The first of what will be two or three blog posts on my own history of blogging, keeping a journal, and keeping my digital life organized: Workflow/Work Life/Life Work - 1.

smokey
smokey

@richnewman The Internet Archive/Wayback Machine didn’t capture any of the old posts? :-(

richnewman
richnewman

@smokey I always forget about that, so thanks! I just checked and, yes, the posts are there and it turns out there’s an inaccuracy in the post on my blog. I started blogging in 2004, before I started I discovered Alas. So this year is actually my 15th blogging anniversary.

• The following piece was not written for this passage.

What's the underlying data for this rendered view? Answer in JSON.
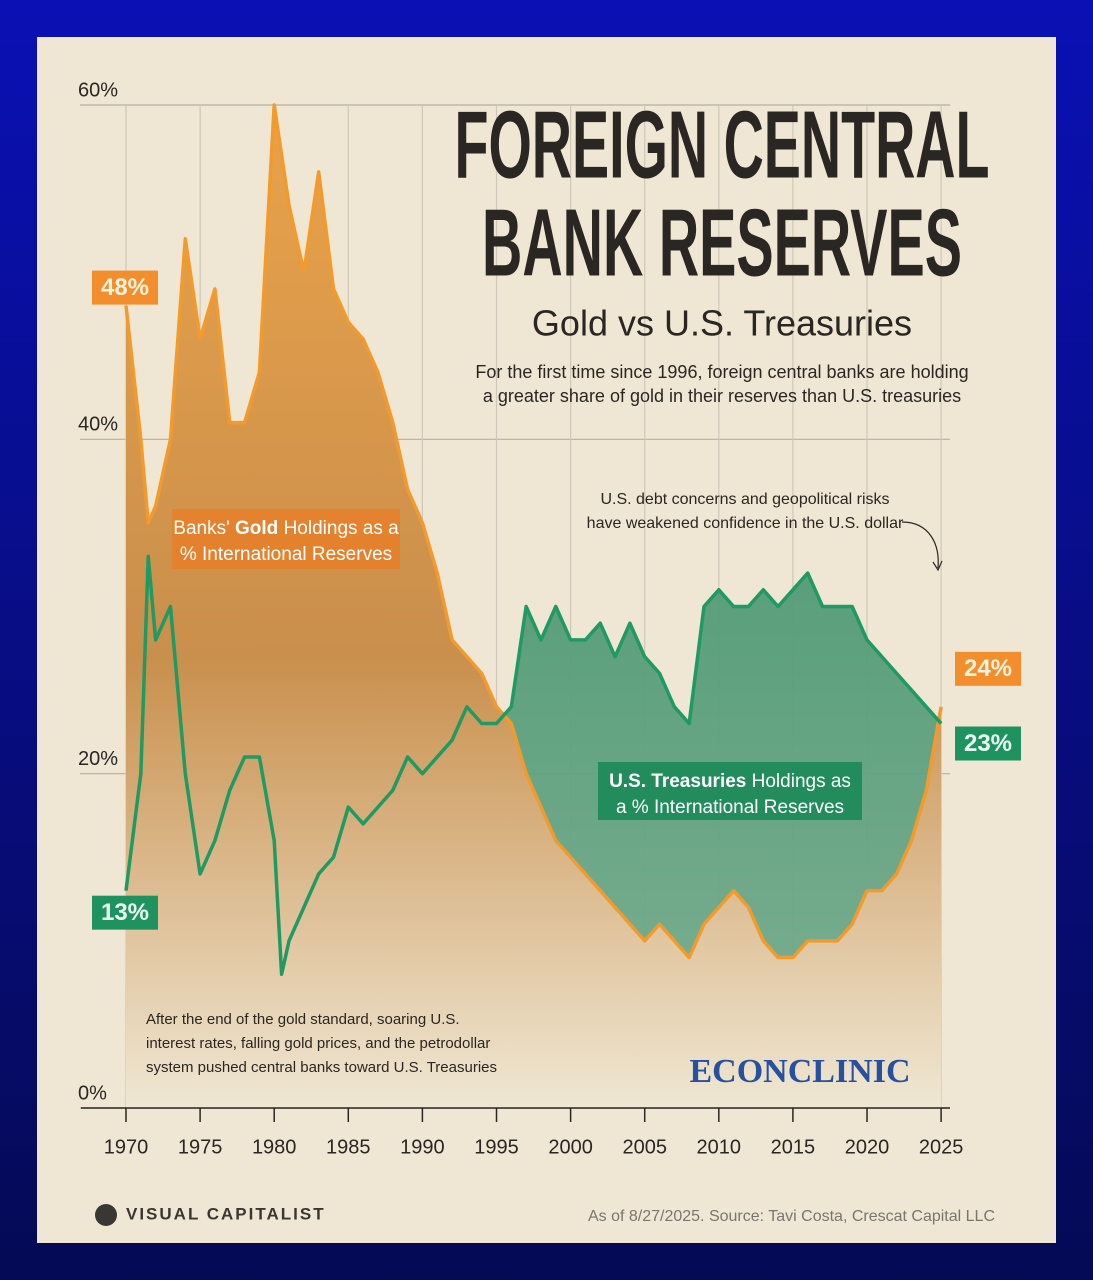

Again, thanks for reminding me about the wayback machine. As I was browsing, there are definitely posts I want to save.

smokey
smokey

@richnewman Hooray for the Wayback Machine! (That’s the historian part of my brain kicking in, remembering to check Wayback :-) ) Glad you’ll be able to recover key posts.

smokey
smokey

@richnewman Also, in thinking about this post in the context of the recent query elsewhere about writing poetry, I see a number of similarities—in the broadest terms—with my journey with writing poetry (and ceasing to journal, although I haven’t stopped to really investigate why that happened for me), which was both a happy discovery and a helpful way to frame my experience.

richnewman
richnewman

@smokey Yeah, I'm excited to go back and see which posts I can recover and which ones I think are worth putting back up on my blog.

richnewman
richnewman

@smokey That's interesting. One of the things I thought about while writing that work-flow-life post was an assignment that used to be pretty common, I think, among a certain group of college composition teachers, which was to write an autobiographical portrait of yourself as a writer. I never gave the assignment (though now that I'm remembering it, I might), nor was I ever given the assignment--it became fashionable after I graduated--but I do remember people talking about how so many of the stories were similar. I don't remember much more than that, but it's interesting to think about writing as a cultural activity into which people are initiated, that there are rites of passage, ebbs and flows of activities, etc. that follow certains kinds of cultural norms/narratives. I'm not trying to shoehorn your experience--of writing of reading my post--into this kind analysis. It's just what this comment of yours made me think.

smokey
smokey

@richnewman

it's interesting to think about writing as a cultural activity into which people are initiated, that there are rites of passage, ebbs and flows of activities, etc. that follow certains kinds of cultural norms/narratives.

Indeed. Certainly the broad similarities of the educational system in this country would play a part (for a certain group of people, at least) in the similarities of the stories, which makes me all the more intrigued about what circumstances or events lead to differences that present in the autobiographies—and probably other questions as well, which are not coming to me at the moment.